La mode en tant qu’art
“La mode est actuellement en train d’essayer de se légitimer en tant qu’art majeur” explique-t-elle, “et pour prétendre au même titre que la peinture ou la sculpture, il faut avoir sa place dans un musée. En étudiant la sémantique, on arrive au constat intéressant que le mot couturier a disparu du monde de la mode. Les différentes maisons n’utilisent plus le terme “grand couturier” mais privilégient le titre de directeur artistique.”
“C’est emblématique car le directeur artistique revêt alors le statut d’artiste, et l’artiste c’est celui qui crée, qui invente, qui casse les codes. La mode repose sur la capacité à créer de nouveaux codes esthétiques, puis à les imposer sur le marché.”
L’homme et le mythe
La Professeure Dion explique par ailleurs que cette stratégie s’inscrit dans une stratégie plus large de construction du mythe, propre aux marques de luxe. “Si on regarde les grandes marques dans l’univers de la mode et du luxe en ce moment, à savoir Dior, Chanel ou Saint Laurent, elles sont toutes des marques humaines, des marques dont l’identité est créée autour d’une personnalité.”
En l'occurrence, “Saint Laurent Paris est une marque humaine créée autour de la personnalité de Yves Saint Laurent. Cela veut donc dire que le directeur artistique actuel, Anthony Vaccarello, n’est finalement que le messager, le porte-parole d’Yves Saint Laurent. Sa mission est de réinterpréter le style et l’esprit Yves Saint Laurent.”
En ce sens, les musées Yves Saint Laurent ont un rôle particulièrement important, car ils sont situés dans les lieux au cœur de la vie du créateur. Paris et Marrakech sont deux villes qui ont joué un rôle majeur dans sa vie, que ce soit sur le plan créatif ou sur le plan personnel.
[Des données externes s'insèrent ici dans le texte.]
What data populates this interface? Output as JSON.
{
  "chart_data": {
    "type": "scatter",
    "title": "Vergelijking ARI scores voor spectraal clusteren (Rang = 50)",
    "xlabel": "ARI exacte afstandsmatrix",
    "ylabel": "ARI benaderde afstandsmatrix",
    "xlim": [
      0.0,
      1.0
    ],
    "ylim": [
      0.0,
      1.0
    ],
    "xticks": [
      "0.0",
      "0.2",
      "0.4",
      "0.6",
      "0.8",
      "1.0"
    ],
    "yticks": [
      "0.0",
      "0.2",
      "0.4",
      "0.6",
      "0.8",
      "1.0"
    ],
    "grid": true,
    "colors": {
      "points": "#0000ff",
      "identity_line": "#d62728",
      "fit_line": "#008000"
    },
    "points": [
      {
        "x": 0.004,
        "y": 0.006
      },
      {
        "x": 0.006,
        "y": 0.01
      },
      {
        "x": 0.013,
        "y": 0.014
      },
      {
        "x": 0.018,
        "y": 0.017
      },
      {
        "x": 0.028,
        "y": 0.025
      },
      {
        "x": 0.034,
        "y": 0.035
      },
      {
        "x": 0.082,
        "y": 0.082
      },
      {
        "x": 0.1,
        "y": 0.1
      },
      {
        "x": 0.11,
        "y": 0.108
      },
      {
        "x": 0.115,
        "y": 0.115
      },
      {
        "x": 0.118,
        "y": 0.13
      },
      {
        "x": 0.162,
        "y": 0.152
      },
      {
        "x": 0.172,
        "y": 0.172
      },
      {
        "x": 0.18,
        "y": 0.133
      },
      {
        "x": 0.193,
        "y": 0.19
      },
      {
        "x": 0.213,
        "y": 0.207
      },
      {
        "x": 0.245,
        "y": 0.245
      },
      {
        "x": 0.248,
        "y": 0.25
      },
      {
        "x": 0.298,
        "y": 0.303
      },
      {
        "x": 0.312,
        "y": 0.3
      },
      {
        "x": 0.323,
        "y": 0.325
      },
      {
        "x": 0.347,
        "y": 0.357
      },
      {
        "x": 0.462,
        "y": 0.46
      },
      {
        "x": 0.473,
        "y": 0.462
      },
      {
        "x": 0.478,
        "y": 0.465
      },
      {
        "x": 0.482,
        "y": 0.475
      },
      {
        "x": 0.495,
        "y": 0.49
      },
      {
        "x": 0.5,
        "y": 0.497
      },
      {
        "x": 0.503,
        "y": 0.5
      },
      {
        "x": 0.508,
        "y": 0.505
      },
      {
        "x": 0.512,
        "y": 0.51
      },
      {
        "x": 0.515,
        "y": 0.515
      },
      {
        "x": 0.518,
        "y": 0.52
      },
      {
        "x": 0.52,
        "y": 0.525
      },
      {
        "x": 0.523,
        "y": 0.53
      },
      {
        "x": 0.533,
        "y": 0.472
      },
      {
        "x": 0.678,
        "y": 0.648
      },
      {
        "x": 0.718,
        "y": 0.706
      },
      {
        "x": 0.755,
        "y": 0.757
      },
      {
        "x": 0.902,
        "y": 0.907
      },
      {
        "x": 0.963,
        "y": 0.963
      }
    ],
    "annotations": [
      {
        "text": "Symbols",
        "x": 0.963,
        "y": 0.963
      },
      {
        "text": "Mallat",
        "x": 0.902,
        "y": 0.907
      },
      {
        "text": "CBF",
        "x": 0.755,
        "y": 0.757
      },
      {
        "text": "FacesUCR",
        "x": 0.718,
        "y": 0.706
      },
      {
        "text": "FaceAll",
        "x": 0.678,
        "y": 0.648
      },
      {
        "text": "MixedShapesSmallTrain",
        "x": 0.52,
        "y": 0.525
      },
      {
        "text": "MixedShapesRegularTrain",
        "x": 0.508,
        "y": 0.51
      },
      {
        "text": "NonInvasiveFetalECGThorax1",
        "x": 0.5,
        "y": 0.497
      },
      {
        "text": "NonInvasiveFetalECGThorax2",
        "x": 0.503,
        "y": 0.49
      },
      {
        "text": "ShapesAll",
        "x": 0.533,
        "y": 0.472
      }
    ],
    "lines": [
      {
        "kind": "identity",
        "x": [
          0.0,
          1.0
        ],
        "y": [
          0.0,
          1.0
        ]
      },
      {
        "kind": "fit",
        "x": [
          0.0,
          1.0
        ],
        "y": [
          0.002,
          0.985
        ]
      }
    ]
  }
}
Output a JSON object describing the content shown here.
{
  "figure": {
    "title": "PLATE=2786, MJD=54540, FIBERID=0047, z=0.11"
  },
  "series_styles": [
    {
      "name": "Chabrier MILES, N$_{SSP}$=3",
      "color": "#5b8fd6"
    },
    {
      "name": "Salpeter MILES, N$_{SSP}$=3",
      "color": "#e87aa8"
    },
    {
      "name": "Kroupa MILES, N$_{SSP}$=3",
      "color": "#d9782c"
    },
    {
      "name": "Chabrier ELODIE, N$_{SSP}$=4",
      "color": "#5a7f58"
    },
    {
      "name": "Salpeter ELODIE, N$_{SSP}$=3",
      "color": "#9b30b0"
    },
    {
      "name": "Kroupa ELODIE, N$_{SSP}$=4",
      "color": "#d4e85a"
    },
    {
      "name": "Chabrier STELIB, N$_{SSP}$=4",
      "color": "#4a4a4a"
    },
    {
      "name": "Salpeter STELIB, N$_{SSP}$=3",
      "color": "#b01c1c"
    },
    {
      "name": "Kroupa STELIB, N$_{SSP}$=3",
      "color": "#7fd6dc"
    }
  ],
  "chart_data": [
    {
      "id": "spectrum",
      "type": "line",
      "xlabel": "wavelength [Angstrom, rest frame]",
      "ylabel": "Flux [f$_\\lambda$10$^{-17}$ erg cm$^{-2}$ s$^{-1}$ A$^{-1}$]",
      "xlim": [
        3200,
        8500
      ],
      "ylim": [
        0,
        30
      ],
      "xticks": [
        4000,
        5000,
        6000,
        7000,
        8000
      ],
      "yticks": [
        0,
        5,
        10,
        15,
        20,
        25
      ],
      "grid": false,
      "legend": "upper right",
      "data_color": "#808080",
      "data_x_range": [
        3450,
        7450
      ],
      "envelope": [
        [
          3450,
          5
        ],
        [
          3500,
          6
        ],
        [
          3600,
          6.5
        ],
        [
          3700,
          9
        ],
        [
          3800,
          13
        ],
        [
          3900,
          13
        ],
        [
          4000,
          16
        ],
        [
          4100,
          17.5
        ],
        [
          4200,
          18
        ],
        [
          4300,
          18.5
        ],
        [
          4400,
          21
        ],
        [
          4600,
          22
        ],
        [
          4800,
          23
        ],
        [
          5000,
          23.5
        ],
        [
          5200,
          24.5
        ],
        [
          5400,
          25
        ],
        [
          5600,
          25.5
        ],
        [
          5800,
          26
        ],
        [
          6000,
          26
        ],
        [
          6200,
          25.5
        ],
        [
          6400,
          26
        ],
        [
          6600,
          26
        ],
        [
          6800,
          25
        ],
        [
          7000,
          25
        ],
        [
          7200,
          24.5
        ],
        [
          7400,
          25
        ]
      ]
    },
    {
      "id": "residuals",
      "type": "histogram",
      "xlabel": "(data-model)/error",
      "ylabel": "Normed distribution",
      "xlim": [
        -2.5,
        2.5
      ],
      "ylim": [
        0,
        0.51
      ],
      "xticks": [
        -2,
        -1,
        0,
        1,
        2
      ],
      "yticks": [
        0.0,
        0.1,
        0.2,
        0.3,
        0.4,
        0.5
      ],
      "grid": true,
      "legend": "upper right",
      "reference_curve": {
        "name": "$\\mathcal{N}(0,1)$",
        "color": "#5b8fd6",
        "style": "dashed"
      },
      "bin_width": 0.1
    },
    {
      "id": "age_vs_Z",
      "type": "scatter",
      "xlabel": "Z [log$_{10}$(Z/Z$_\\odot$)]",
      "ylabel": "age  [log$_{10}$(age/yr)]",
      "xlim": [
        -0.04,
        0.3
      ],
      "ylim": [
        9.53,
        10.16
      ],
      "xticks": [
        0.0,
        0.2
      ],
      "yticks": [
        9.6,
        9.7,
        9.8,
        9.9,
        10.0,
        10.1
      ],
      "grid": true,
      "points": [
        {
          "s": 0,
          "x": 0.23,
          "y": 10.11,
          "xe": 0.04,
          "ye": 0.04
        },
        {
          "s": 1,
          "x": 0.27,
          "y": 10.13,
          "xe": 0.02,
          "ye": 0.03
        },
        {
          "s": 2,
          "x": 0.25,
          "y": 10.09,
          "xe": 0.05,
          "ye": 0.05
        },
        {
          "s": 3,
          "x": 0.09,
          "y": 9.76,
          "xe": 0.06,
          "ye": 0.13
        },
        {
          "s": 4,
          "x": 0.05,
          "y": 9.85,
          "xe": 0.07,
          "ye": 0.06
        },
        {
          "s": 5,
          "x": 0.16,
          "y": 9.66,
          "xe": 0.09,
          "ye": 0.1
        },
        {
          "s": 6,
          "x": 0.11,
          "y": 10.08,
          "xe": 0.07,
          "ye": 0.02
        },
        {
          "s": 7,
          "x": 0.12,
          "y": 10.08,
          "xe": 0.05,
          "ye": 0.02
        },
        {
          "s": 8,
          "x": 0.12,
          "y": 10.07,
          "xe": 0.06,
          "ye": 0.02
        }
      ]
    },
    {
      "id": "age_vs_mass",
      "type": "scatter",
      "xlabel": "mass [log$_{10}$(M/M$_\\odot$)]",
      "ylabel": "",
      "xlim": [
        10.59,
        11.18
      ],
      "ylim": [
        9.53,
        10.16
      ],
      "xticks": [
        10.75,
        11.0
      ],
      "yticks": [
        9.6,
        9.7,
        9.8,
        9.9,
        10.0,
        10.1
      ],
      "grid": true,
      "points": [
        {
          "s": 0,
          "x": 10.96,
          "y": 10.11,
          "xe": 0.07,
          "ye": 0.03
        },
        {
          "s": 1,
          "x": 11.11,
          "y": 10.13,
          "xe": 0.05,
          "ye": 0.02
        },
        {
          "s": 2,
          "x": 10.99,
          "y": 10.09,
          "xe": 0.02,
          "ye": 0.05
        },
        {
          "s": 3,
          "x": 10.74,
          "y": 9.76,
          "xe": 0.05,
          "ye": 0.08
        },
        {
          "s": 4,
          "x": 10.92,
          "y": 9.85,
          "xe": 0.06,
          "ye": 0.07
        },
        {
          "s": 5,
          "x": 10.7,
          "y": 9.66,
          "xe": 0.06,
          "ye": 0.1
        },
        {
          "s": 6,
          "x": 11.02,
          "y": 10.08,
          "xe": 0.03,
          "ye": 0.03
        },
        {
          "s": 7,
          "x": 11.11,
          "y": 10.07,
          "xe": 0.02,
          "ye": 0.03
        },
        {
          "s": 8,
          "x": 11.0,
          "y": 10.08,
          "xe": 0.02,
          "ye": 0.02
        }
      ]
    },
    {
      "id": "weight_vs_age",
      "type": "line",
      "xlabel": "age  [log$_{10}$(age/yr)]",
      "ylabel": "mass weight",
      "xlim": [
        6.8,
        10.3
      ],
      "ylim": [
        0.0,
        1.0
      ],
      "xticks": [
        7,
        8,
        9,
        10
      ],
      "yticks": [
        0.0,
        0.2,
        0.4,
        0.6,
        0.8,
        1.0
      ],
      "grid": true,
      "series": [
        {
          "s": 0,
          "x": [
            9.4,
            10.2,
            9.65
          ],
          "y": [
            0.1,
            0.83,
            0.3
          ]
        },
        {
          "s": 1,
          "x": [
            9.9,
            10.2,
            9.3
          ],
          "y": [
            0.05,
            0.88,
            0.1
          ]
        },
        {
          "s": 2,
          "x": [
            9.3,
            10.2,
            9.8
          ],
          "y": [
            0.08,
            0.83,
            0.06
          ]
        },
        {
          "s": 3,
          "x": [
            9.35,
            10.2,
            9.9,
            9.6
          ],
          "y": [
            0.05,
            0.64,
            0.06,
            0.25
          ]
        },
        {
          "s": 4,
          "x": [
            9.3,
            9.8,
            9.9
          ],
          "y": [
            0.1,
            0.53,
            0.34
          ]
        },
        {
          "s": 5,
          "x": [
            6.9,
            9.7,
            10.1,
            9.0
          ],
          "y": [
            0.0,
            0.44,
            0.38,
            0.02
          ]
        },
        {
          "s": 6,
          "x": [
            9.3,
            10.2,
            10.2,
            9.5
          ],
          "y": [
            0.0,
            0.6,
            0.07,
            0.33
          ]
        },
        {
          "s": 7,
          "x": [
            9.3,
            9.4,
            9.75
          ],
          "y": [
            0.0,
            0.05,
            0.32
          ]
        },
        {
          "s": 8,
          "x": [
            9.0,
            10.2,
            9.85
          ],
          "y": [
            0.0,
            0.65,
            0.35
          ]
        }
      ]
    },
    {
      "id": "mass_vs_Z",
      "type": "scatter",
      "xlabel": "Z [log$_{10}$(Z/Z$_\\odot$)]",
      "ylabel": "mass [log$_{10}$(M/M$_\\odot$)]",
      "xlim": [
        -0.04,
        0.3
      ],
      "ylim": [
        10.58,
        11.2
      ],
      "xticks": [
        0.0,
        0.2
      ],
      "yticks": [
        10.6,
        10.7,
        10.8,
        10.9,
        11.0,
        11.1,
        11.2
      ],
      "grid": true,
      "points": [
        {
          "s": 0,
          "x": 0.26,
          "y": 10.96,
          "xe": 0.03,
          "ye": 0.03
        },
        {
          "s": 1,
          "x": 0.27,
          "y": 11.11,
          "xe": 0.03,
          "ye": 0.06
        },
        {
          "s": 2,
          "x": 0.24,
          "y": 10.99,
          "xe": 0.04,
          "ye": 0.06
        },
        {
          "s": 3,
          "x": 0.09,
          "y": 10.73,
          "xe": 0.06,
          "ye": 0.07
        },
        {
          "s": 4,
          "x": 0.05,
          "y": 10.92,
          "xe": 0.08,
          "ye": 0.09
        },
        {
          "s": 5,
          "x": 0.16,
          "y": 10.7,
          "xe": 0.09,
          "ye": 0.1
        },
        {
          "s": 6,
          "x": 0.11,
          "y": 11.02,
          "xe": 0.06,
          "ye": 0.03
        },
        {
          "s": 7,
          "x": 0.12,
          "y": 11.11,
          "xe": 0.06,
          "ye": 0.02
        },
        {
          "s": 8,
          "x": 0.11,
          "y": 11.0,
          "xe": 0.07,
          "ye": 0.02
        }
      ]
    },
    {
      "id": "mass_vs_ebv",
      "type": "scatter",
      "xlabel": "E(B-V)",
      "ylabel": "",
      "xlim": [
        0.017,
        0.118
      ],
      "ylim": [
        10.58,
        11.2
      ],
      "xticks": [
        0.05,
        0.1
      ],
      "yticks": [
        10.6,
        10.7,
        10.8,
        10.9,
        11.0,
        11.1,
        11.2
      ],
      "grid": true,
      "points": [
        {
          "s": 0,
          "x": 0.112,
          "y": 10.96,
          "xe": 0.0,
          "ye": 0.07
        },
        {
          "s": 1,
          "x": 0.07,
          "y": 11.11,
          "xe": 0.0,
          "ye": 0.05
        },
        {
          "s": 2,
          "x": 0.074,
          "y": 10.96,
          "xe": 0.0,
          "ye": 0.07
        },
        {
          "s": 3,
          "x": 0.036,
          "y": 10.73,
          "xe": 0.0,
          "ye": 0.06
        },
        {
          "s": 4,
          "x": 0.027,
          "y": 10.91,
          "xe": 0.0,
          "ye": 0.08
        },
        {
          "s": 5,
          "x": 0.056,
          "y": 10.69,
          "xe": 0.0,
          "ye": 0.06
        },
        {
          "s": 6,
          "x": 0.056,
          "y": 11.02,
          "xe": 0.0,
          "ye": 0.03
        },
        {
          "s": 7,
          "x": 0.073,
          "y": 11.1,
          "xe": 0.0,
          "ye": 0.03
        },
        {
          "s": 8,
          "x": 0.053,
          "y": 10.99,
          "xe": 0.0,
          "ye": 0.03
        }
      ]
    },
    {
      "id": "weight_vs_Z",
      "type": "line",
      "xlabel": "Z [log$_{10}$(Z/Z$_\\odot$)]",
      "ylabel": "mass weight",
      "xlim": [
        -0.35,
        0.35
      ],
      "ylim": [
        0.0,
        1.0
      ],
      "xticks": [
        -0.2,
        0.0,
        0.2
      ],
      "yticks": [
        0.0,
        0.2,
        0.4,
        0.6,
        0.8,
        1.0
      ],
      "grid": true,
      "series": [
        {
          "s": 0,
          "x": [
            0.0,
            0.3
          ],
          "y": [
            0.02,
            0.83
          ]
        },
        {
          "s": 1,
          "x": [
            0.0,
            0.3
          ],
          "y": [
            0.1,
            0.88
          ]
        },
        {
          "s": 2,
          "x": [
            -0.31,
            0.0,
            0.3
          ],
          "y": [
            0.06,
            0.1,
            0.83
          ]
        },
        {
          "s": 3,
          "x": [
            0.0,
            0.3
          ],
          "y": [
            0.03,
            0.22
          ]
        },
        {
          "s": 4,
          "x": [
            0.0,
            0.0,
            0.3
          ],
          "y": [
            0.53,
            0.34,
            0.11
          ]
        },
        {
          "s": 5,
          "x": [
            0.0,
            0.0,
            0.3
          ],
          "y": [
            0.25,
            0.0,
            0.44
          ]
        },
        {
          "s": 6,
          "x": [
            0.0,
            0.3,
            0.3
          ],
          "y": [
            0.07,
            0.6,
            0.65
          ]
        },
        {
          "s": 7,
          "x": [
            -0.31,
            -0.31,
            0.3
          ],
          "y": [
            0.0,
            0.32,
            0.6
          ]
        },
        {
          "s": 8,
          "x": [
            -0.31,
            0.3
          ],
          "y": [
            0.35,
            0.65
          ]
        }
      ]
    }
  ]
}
Mais si la personnalité du créateur est si importante, pourquoi avoir délesté la marque Saint Laurent Paris du prénom du fondateur? Bien que cette question ait fait couler beaucoup d’encre, le Professeur Dion considère que ce changement n’a pas modifié l’identité de la marque. “Dior ne s’appelle pas Christian Dior, et Chanel ne s’appelle pas Gabrielle ou Coco Chanel. C’est une façon de distinguer le fondateur et la marque. La marque Saint Laurent est une enveloppe symbolique crée autour de la personnalité de Yves Saint Laurent. Cette enveloppe symbolique est ensuite incarnée par une succession de créateurs.”
Du musée de la mode à la mode des musées
A l’avenir, les marques vont être de plus en plus amenées à développer ce type de musées. Des projets autour de Coco Chanel seraient en cours, la marque ayant racheté il y a deux ans la maison dans laquelle la créatrice passait ses vacances sur la Côte d’Azur. Le Professeur Dion ajoute que, d’un point de vue marketing de la marque humaine, celles-ci ont intérêt à développer le mythe autour de la personnalité de leur créateur, car c’est ce qui leur permet de forger une identité forte.
La mode dans les musées bénéficie autant à la mode qu’aux musées, grâce au nouveau public qu’elle apporte en leurs murs. “Les expositions consacrées aux marques ou aux créateurs connaissaient énormément de succès ces dernières années” explique-t-elle, en prenant notamment l’exemple de l’exposition Jean-Paul Gaultier qui n’a pas désemplit. “Pour les musées, il s’agit d’un moteur considérable, car cela permet de faire venir le public dans les musées. Il s’agit parfois d’un nouveau public, plus jeune, et pas forcément très familier avec l’univers des musées et de l’art. C’est alors une façon de faire tomber les barrières et de rendre cet univers moins intimidant.” L’attrait du grand public pour ces expositions permet alors d’aider les musées en apportant des rentrées financières qui permettent d’organiser des expositions plus pointues ou d’acheter de nouvelles œuvres.